Isso eventualmente se resolve em uma boa jam
de jazz sobre uma batida envolvente e mais um excelente trabalho de baixo.
A quarta música, "Polvere" começa
com uma linha de baixo repetida, que logo será acompanhada pelo resto da banda,
e a jam de jazz começa novamente, com
pontes ocasionais conectando cada seção da jam.
A próxima faixa, "Oceano", a flauta ganha protagonismo, tocada por Balla, e é uma mudança de ritmo bem-vinda, acrescentando à tapeçaria que está sendo tecida enquanto você ouve o álbum. A música é outra excelente jam de jazz rock com muita interação de todos os membros da banda.
A faixa que encerra o álbum
é "Free Love", a faixa título, sendo uma música de jazz puro, com um
trabalho estelar de piano de Sabatini complementado com belos solos de saxofone
de Balla. Um final agradável, solar e maravilhoso de um espécime de jazz rock
da melhor qualidade.
No dia seguinte à sua
participação no terceiro festival d’Avanguardia de Nápoles, em 1973, há um
importante rearranjo na formação do Kaleidon com a entrada de Francesco Bruno,
um talento guitarrista, para cobrir a necessidade de maior expansão e o casal
Francesco Froggio Francica e Gianni Colaiacomo para substituir o baterista
Liberti (forçado a sair por motivos familiares) e o baixista Tallarita que
sairia para tentar novos caminhos, novos projetos musicais, tocando em banda
chamada “UT”.
A nova ala rítmica é
claramente mais voltada para o rock n’ roll e o novo Kaleidon, que gira em
torno do tecladista Sabatini, parecia abrir-se a novos horizontes musicais: com
um guitarrista nada convencional e, ainda por cima, experimentação com outros instrumentos,
como violino, vibrafone e percussão. E essa mudança se apresentou de forma
latente em ensaios e festivais que a banda esteve, como em Carpineto Romano e
Villa Pamphili.
Brigas internas no Kaleidon,
a pouca receptividade na indústria fonográfica para com a sua sonoridade, bem
como as rádios, a banda decretou seu fim em 1974. As experiências posteriores
dos músicos do Kaleidon não foram de tão ruim assim. Gianni Colaiacomo entraria
no Banco del Mutuo Soccorso, Stefano Sabatini fará parte do projeto Samadhi,
tocaria também na banda de Tony Esposito e Form The Mediterraneo, enquanto
Francesco Bruno viria a produzir vários projetos musicais.

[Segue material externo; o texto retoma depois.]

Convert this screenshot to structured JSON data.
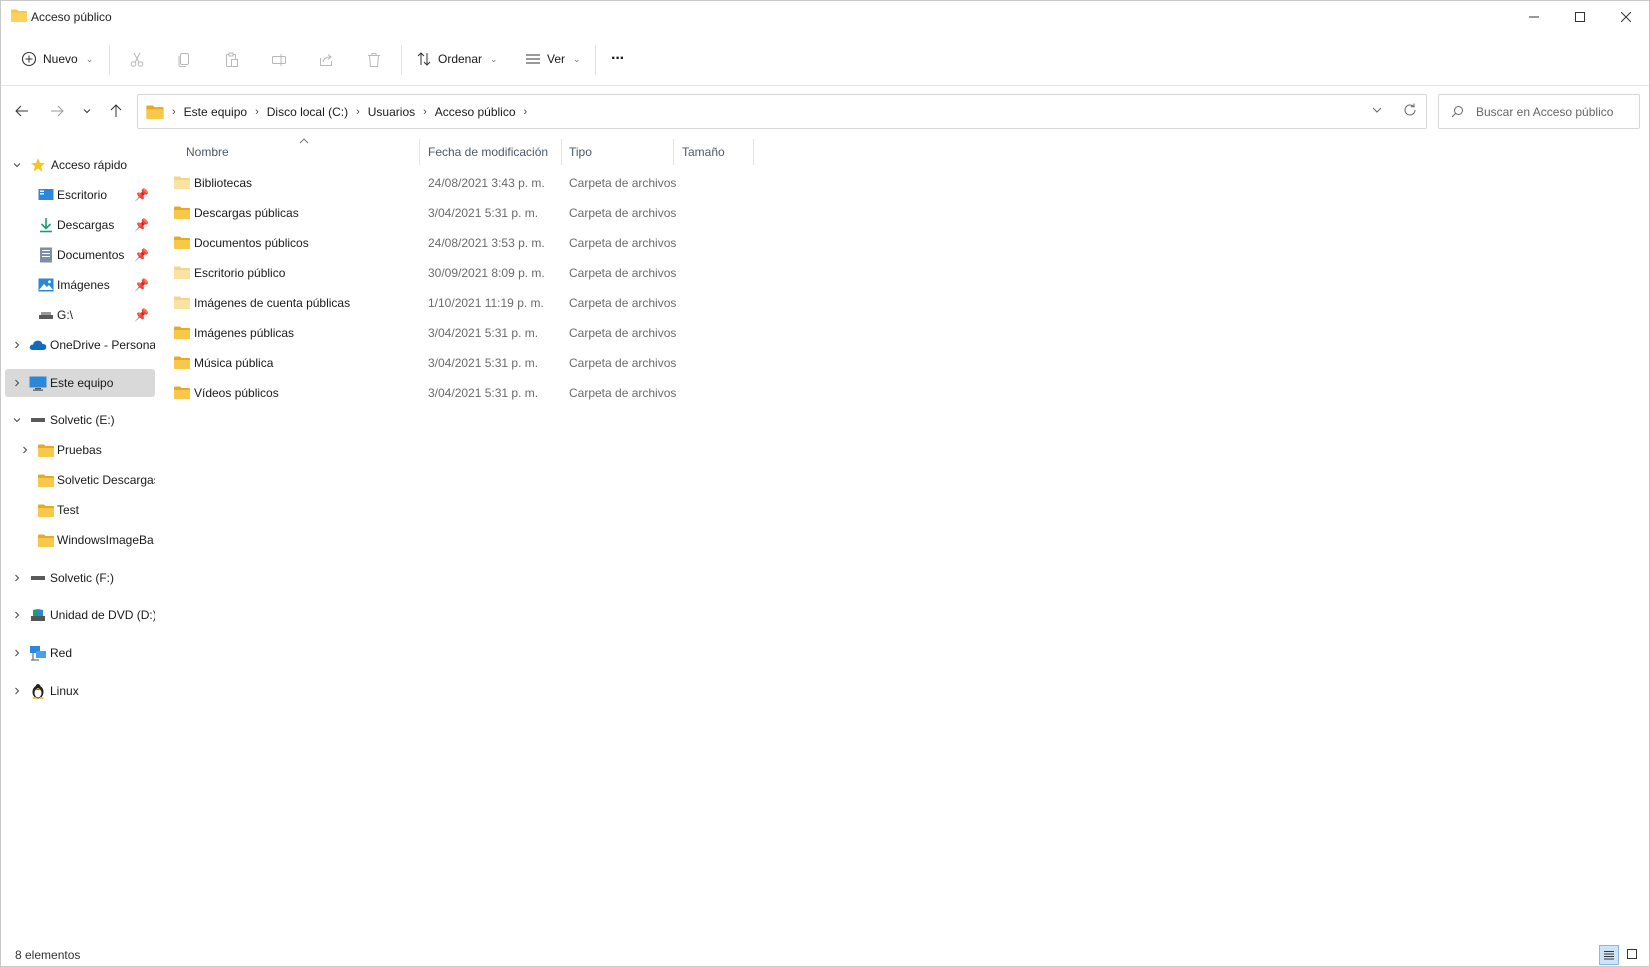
{
  "window": {
    "title": "Acceso público"
  },
  "commandbar": {
    "new_label": "Nuevo",
    "sort_label": "Ordenar",
    "view_label": "Ver",
    "more_label": "···"
  },
  "address": {
    "crumbs": [
      "Este equipo",
      "Disco local (C:)",
      "Usuarios",
      "Acceso público"
    ]
  },
  "search": {
    "placeholder": "Buscar en Acceso público"
  },
  "sidebar": {
    "items": [
      {
        "label": "Acceso rápido",
        "icon": "star-icon"
      },
      {
        "label": "Escritorio",
        "icon": "desktop-icon"
      },
      {
        "label": "Descargas",
        "icon": "download-icon"
      },
      {
        "label": "Documentos",
        "icon": "document-icon"
      },
      {
        "label": "Imágenes",
        "icon": "image-icon"
      },
      {
        "label": "G:\\",
        "icon": "drive-icon"
      },
      {
        "label": "OneDrive - Personal",
        "icon": "cloud-icon"
      },
      {
        "label": "Este equipo",
        "icon": "monitor-icon"
      },
      {
        "label": "Solvetic (E:)",
        "icon": "drive-icon"
      },
      {
        "label": "Pruebas",
        "icon": "folder-icon"
      },
      {
        "label": "Solvetic Descargas",
        "icon": "folder-icon"
      },
      {
        "label": "Test",
        "icon": "folder-icon"
      },
      {
        "label": "WindowsImageBa",
        "icon": "folder-icon"
      },
      {
        "label": "Solvetic (F:)",
        "icon": "drive-icon"
      },
      {
        "label": "Unidad de DVD (D:)",
        "icon": "dvd-icon"
      },
      {
        "label": "Red",
        "icon": "network-icon"
      },
      {
        "label": "Linux",
        "icon": "linux-icon"
      }
    ]
  },
  "columns": {
    "name": "Nombre",
    "date": "Fecha de modificación",
    "type": "Tipo",
    "size": "Tamaño"
  },
  "files": [
    {
      "name": "Bibliotecas",
      "date": "24/08/2021 3:43 p. m.",
      "type": "Carpeta de archivos"
    },
    {
      "name": "Descargas públicas",
      "date": "3/04/2021 5:31 p. m.",
      "type": "Carpeta de archivos"
    },
    {
      "name": "Documentos públicos",
      "date": "24/08/2021 3:53 p. m.",
      "type": "Carpeta de archivos"
    },
    {
      "name": "Escritorio público",
      "date": "30/09/2021 8:09 p. m.",
      "type": "Carpeta de archivos"
    },
    {
      "name": "Imágenes de cuenta públicas",
      "date": "1/10/2021 11:19 p. m.",
      "type": "Carpeta de archivos"
    },
    {
      "name": "Imágenes públicas",
      "date": "3/04/2021 5:31 p. m.",
      "type": "Carpeta de archivos"
    },
    {
      "name": "Música pública",
      "date": "3/04/2021 5:31 p. m.",
      "type": "Carpeta de archivos"
    },
    {
      "name": "Vídeos públicos",
      "date": "3/04/2021 5:31 p. m.",
      "type": "Carpeta de archivos"
    }
  ],
  "status": {
    "count": "8 elementos"
  },
  "colors": {
    "folder": "#f8c84a",
    "folder_dark": "#e8a91e",
    "selection": "#d9d9d9",
    "accent": "#0067c0"
  }
}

“Free Love” do Kaleidon não é a obra-prima do jazz rock, mas sem dúvida alguma se trata de um exemplo esplêndido desta música maravilhosa que surgiu no início dos anos 1970 que poucas pessoas ouviram e as que ouviu, a sua maioria, rejeitou, inclusive a indústria fonográfica. “Free Love” é uma dose pesada e chapante de jazz rock psicodélico, um álbum e tanto que conceberam dentro de sua vertente sonora e deveriam ter sido reconhecidos por isso.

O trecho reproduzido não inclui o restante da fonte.